Four years later, the now-23-year-old has released her debut EP, Space (with a full-length album to follow later this summer), collaborated with Maroon 5 on "Come Away To The Water" for the Hunger Games soundtrack, and just wrapped her third national tour with the band. So basically, she nabbed The Voice gig without ever competing on the actual TV show—with the exception of her guest appearance on Tuesday night. We caught up with Crane at our N.Y.C. offices to talk about what it was like working with Levine, touring with Maroon 5, and her stint as a background vocalist. Here's an excerpt from our conversation:
Is it true you've done backup vocals for Don Henley?
Yeah. That was during school too—one of my teachers set me up with that gig. Before that, I was a background singer for Sérgio Mendes. I had to sing in Portuguese, even though I don't speak it! I would literally drive to his family's house in the Valley on the weekend and his wife would teach me how to pronounce everything.
What's it like touring with a van full of guys?

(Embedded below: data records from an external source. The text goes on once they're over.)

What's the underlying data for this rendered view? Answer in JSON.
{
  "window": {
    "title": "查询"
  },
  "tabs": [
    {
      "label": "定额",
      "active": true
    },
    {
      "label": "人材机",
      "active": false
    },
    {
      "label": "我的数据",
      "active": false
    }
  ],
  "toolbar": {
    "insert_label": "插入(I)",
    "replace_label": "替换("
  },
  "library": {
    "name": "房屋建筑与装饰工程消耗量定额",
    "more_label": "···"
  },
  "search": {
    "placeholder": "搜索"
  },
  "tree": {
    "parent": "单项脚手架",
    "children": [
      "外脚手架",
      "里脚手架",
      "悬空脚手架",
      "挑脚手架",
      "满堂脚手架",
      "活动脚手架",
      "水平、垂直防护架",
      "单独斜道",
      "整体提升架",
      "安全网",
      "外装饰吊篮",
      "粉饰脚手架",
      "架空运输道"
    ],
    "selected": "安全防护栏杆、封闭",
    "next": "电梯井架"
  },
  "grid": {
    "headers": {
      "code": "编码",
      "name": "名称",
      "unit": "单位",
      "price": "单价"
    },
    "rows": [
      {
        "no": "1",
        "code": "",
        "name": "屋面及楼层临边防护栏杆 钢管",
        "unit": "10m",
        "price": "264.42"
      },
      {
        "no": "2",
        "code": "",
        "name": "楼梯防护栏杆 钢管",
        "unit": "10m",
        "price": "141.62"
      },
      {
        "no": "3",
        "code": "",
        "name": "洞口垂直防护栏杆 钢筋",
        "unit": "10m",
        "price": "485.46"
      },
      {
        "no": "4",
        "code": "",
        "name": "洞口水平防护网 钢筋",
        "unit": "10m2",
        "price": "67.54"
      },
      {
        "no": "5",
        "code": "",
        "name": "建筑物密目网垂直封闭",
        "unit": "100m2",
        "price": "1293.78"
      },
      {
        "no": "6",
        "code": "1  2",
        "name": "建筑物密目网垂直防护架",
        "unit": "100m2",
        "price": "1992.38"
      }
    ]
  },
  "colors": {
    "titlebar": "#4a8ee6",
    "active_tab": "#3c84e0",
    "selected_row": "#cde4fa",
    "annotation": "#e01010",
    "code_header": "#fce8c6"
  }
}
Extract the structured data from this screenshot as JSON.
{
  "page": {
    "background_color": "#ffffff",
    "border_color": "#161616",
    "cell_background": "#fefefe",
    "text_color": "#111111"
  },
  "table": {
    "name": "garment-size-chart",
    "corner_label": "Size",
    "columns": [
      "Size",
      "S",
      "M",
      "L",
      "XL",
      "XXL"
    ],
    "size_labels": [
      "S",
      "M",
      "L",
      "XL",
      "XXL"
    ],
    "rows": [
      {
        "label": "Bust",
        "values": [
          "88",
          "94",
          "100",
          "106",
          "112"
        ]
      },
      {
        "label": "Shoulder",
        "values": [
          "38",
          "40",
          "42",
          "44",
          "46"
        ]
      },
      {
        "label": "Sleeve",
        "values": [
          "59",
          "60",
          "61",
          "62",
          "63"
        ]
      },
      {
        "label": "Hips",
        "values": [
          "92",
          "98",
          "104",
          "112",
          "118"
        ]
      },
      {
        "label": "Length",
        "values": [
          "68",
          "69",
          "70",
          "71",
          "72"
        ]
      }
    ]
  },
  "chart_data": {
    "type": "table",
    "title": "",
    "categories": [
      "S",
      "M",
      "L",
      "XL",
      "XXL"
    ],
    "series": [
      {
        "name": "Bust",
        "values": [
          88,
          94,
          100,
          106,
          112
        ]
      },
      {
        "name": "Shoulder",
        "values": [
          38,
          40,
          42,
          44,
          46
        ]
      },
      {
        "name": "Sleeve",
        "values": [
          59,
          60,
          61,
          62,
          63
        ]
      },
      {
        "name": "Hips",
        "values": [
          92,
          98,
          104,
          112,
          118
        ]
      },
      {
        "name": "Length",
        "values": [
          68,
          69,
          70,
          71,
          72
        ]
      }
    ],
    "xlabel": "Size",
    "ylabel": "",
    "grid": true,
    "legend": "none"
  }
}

It's amazing. They're like older brothers to me. We have this big RV, but we find ways to amuse ourselves. They love to play this betting game: You put in a dollar and roll a dice, and if you get the same number, you win. I only do it if they spot me, though.
Any crazy fan encounters?
One time this 9-year-old chubby [boy] came up to me and asked me to sign his forehead. I was like, "Are you sure? This is a Sharpie!" But his mom said it was okay. It's different with my fans, because I don't have an album out, and I'm not on the radio, so I feel very attached to them because they've been loyal in this whole other way.

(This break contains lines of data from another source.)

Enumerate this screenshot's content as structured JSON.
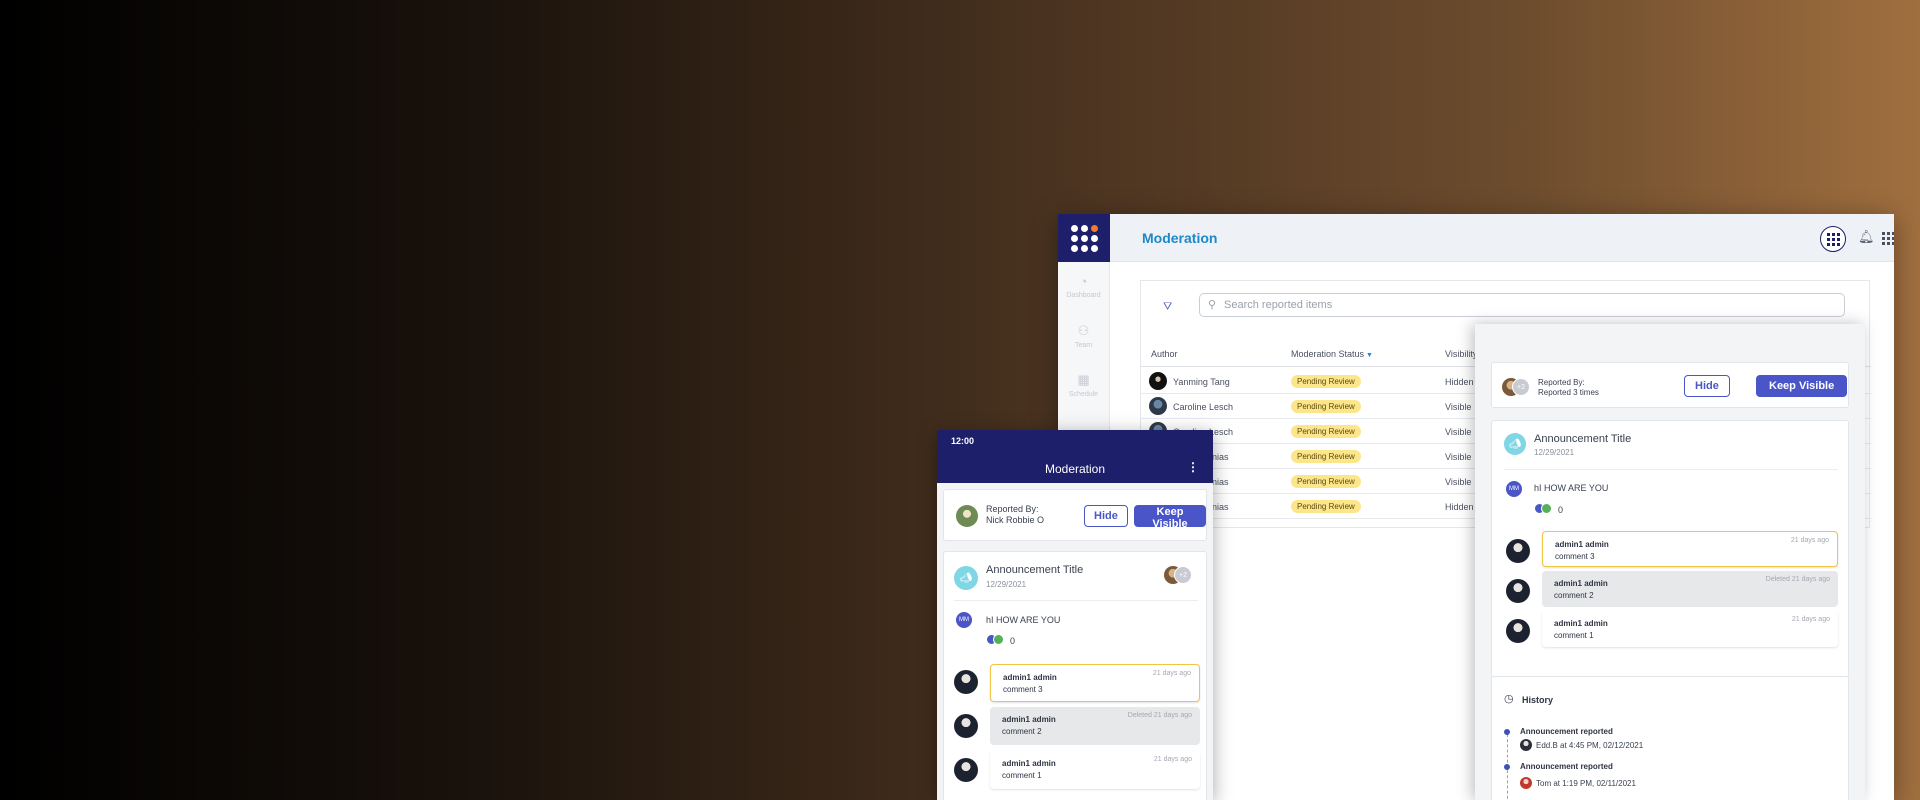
{
  "desktop": {
    "page_title": "Moderation",
    "rail": [
      {
        "label": "Dashboard",
        "icon": "dashboard-icon"
      },
      {
        "label": "Team",
        "icon": "team-icon"
      },
      {
        "label": "Schedule",
        "icon": "calendar-icon"
      }
    ],
    "search": {
      "placeholder": "Search reported items"
    },
    "table": {
      "headers": [
        "Author",
        "Moderation Status",
        "Visibility"
      ],
      "rows": [
        {
          "author": "Yanming Tang",
          "status": "Pending Review",
          "visibility": "Hidden"
        },
        {
          "author": "Caroline Lesch",
          "status": "Pending Review",
          "visibility": "Visible"
        },
        {
          "author": "Caroline Lesch",
          "status": "Pending Review",
          "visibility": "Visible"
        },
        {
          "author": "onias",
          "status": "Pending Review",
          "visibility": "Visible"
        },
        {
          "author": "onias",
          "status": "Pending Review",
          "visibility": "Visible"
        },
        {
          "author": "onias",
          "status": "Pending Review",
          "visibility": "Hidden"
        }
      ]
    }
  },
  "detail": {
    "reported_by_label": "Reported By:",
    "reported_by_value": "Reported 3 times",
    "extra_reporters": "+2",
    "hide_label": "Hide",
    "keep_visible_label": "Keep Visible",
    "announcement": {
      "title": "Announcement Title",
      "date": "12/29/2021"
    },
    "post": {
      "initials": "MM",
      "body": "hI HOW ARE YOU",
      "reaction_count": "0"
    },
    "comments": [
      {
        "author": "admin1 admin",
        "text": "comment 3",
        "time": "21 days ago",
        "state": "highlighted"
      },
      {
        "author": "admin1 admin",
        "text": "comment 2",
        "time": "Deleted 21 days ago",
        "state": "deleted"
      },
      {
        "author": "admin1 admin",
        "text": "comment 1",
        "time": "21 days ago",
        "state": "normal"
      }
    ],
    "history": {
      "title": "History",
      "events": [
        {
          "event": "Announcement reported",
          "by": "Edd.B at 4:45 PM, 02/12/2021"
        },
        {
          "event": "Announcement reported",
          "by": "Tom at 1:19 PM, 02/11/2021"
        }
      ]
    }
  },
  "mobile": {
    "time": "12:00",
    "title": "Moderation",
    "reported_by_label": "Reported By:",
    "reported_by_value": "Nick Robbie O",
    "hide_label": "Hide",
    "keep_visible_label": "Keep Visible",
    "announcement": {
      "title": "Announcement Title",
      "date": "12/29/2021",
      "extra_reporters": "+2"
    },
    "post": {
      "initials": "MM",
      "body": "hI HOW ARE YOU",
      "reaction_count": "0"
    },
    "comments": [
      {
        "author": "admin1 admin",
        "text": "comment 3",
        "time": "21 days ago"
      },
      {
        "author": "admin1 admin",
        "text": "comment 2",
        "time": "Deleted 21 days ago"
      },
      {
        "author": "admin1 admin",
        "text": "comment 1",
        "time": "21 days ago"
      }
    ]
  },
  "colors": {
    "brand_navy": "#1d1f6b",
    "accent_blue": "#4a56c8",
    "title_blue": "#1e88c8",
    "pending_yellow": "#fde68a",
    "highlight_border": "#f2c443"
  }
}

Let's talk about your duet with Adam on "Painkiller." What was it like recording with him one-on-one?
It was really scary because it was literally the second time I ever met him. He invited me to Denver and he was writing with Ryan Tedder [lead singer of OneRepublic] who wrote "Bleeding Love" and "Halo". I was just there to observe mostly, but then he played us "Painkiller" and told us that it was meant to be a duet and asked us if we wanted to record it, right then and there. We had about 45 minutes because we had to get to the airport. Watching [Adam] in the booth was pretty crazy. He's really, really good at singing.
Have you ever thought about going on The Voice?
Ultimately I have so much respect for people who do that show. It's like, "Tonight is the night to prove to the entire world that this is your dream." That in and of itself makes me feel stressed out. I don't think I personally could really handle it, so I think it's really impressive that people go on there and kill it. I was approached for the first and second season—the first season I couldn't because I was on tour, and the second one I was already signed to Adam. In a way, I'm on The Voice every day.